Turquoise is found in North America in the dry areas of Arizona, Nevada and New Mexico. In the mid to late nineteenth century, the Navajos had learned silversmithing from the Spanish and pueblos. After learning how to silversmith, the Navajos began to combine silver with the Navajo turquoise. The Navajo turquoise jewelry was only used for ceremonies and religious rituals before tourists took interest into the Navajo art.

Black, white, blue, and green were the colors within the turquoise stone which represent the colors of the natural world. Squash blossom necklaces and Navajo turquoise inlay rings were the two most famous styles of jewelry produced. The Squash blossom necklaces are made from silver and turquoise with the Naja symbol pendant.

The Navajo used coarse and rough tools for manufacturing jewelry before they were given tools from traders and other cultures, playing an important role in turquoise history. They make hammers and anvils out of railroad metal scrap.

Because of the tourists needs and wants, The Navajo have produced many styles unlike their traditional turquoise jewelry. The traditional Navajo turquoise jewelry usually contained more turquoise beads than silver. The modern Navajo Jewelry often included symbols that have little or nothing to do with Navajo culture, although you can still find genuine Navajo dealers today.

Black, white, blue, and green were the colors within the turquoise stone which represent the colors of the natural world. A horseshoe-shaped symbol or a symbol called “Naja” appeared often in tradition Navajo jewelry. The symbol Naja was obtained from the Mexican culture, which represents good fortune.
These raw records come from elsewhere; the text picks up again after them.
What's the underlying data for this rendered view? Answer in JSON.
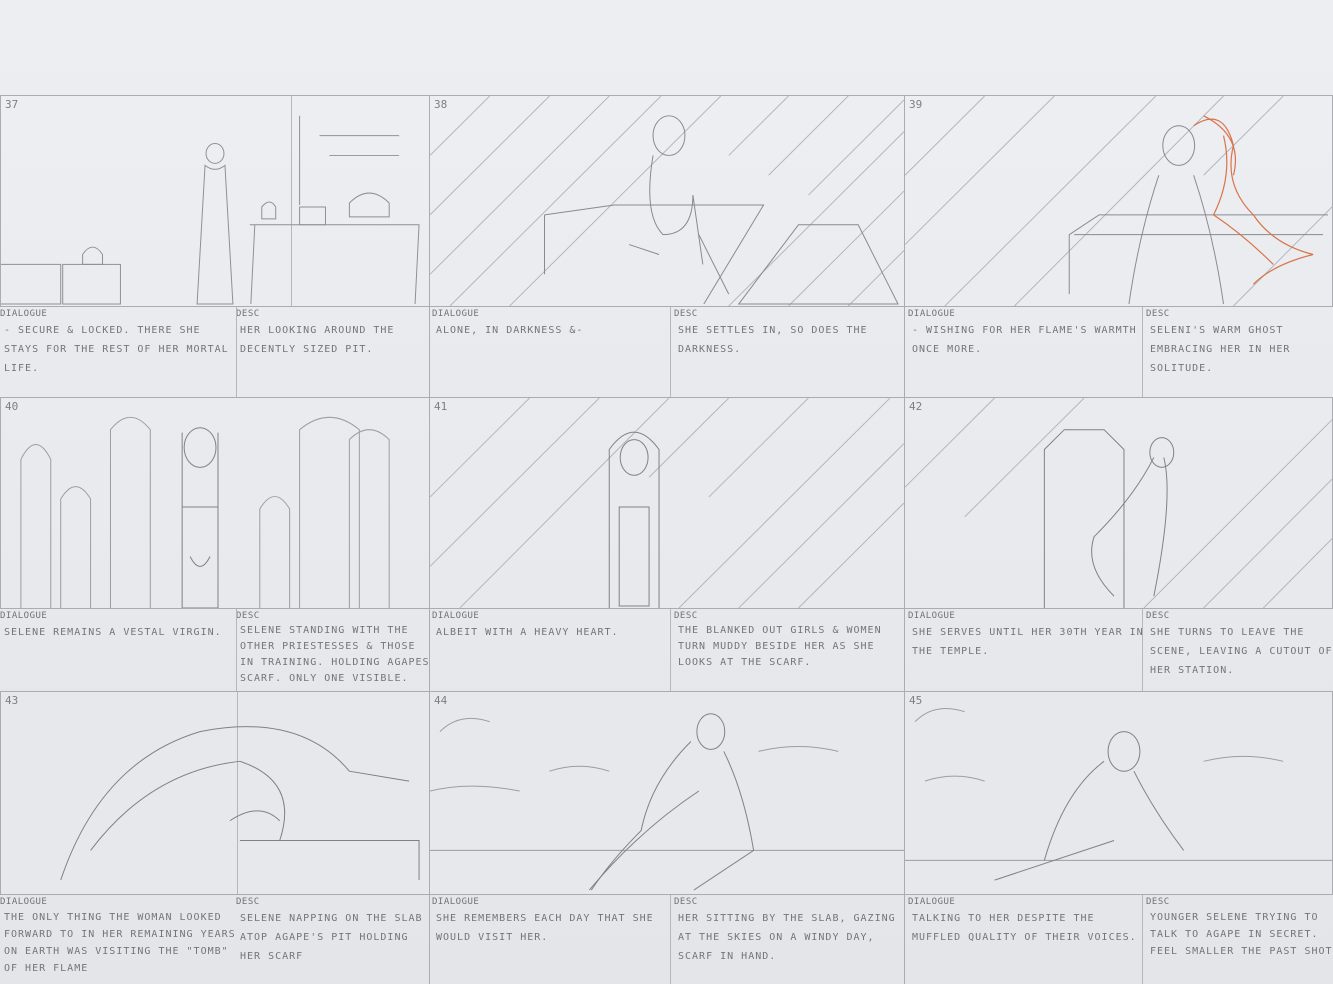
{
  "panels": [
    {
      "num": "37",
      "dialogue_label": "DIALOGUE",
      "dialogue": "- SECURE & LOCKED. THERE SHE STAYS FOR THE REST OF HER MORTAL LIFE.",
      "desc_label": "DESC",
      "desc": "HER LOOKING AROUND THE DECENTLY SIZED PIT."
    },
    {
      "num": "38",
      "dialogue_label": "DIALOGUE",
      "dialogue": "ALONE, IN DARKNESS &-",
      "desc_label": "DESC",
      "desc": "SHE SETTLES IN, SO DOES THE DARKNESS."
    },
    {
      "num": "39",
      "dialogue_label": "DIALOGUE",
      "dialogue": "- WISHING FOR HER FLAME'S WARMTH ONCE MORE.",
      "desc_label": "DESC",
      "desc": "SELENI'S WARM GHOST EMBRACING HER IN HER SOLITUDE."
    },
    {
      "num": "40",
      "dialogue_label": "DIALOGUE",
      "dialogue": "SELENE REMAINS A VESTAL VIRGIN.",
      "desc_label": "DESC",
      "desc": "SELENE STANDING WITH THE OTHER PRIESTESSES & THOSE IN TRAINING. HOLDING AGAPES SCARF. ONLY ONE VISIBLE."
    },
    {
      "num": "41",
      "dialogue_label": "DIALOGUE",
      "dialogue": "ALBEIT WITH A HEAVY HEART.",
      "desc_label": "DESC",
      "desc": "THE BLANKED OUT GIRLS & WOMEN TURN MUDDY BESIDE HER AS SHE LOOKS AT THE SCARF."
    },
    {
      "num": "42",
      "dialogue_label": "DIALOGUE",
      "dialogue": "SHE SERVES UNTIL HER 30TH YEAR IN THE TEMPLE.",
      "desc_label": "DESC",
      "desc": "SHE TURNS TO LEAVE THE SCENE, LEAVING A CUTOUT OF HER STATION."
    },
    {
      "num": "43",
      "dialogue_label": "DIALOGUE",
      "dialogue": "THE ONLY THING THE WOMAN LOOKED FORWARD TO IN HER REMAINING YEARS ON EARTH WAS VISITING THE \"TOMB\" OF HER FLAME",
      "desc_label": "DESC",
      "desc": "SELENE NAPPING ON THE SLAB ATOP AGAPE'S PIT HOLDING HER SCARF"
    },
    {
      "num": "44",
      "dialogue_label": "DIALOGUE",
      "dialogue": "SHE REMEMBERS EACH DAY THAT SHE WOULD VISIT HER.",
      "desc_label": "DESC",
      "desc": "HER SITTING BY THE SLAB, GAZING AT THE SKIES ON A WINDY DAY, SCARF IN HAND."
    },
    {
      "num": "45",
      "dialogue_label": "DIALOGUE",
      "dialogue": "TALKING TO HER DESPITE THE MUFFLED QUALITY OF THEIR VOICES.",
      "desc_label": "DESC",
      "desc": "YOUNGER SELENE TRYING TO TALK TO AGAPE IN SECRET. FEEL SMALLER THE PAST SHOT"
    }
  ]
}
Because of the tourists needs and wants, The Navajo have produced many styles unlike their traditional turquoise jewelry. The traditional Navajo turquoise jewelry usually contained more turquoise beads than silver. The modern Navajo Jewelry often included symbols that have little or nothing to do with Navajo culture, although you can still find genuine Navajo dealers today.

Turquoise also has significant metaphysical properties. It is a harmonizing stone that is said to alleviate nervousness, help with problem solving, relieve stress from a hectic life, and promote friendship. It is also well known for its protective qualities and many cultures carry a turquoise stone with them at all times.

Turquoise is often strung on beads, carved into animal fetishes, or combined with other stones such as onyx, amethyst, or coral. Its color ranges from brilliant sky blue to green and it usually has black or brown veins running through it. In jewelry it is very popular set in sterling silver. Silver enhances the natural colors of the turquoise much better than gold.
Turquoise is found in North America in the dry areas of Arizona, Nevada and New Mexico.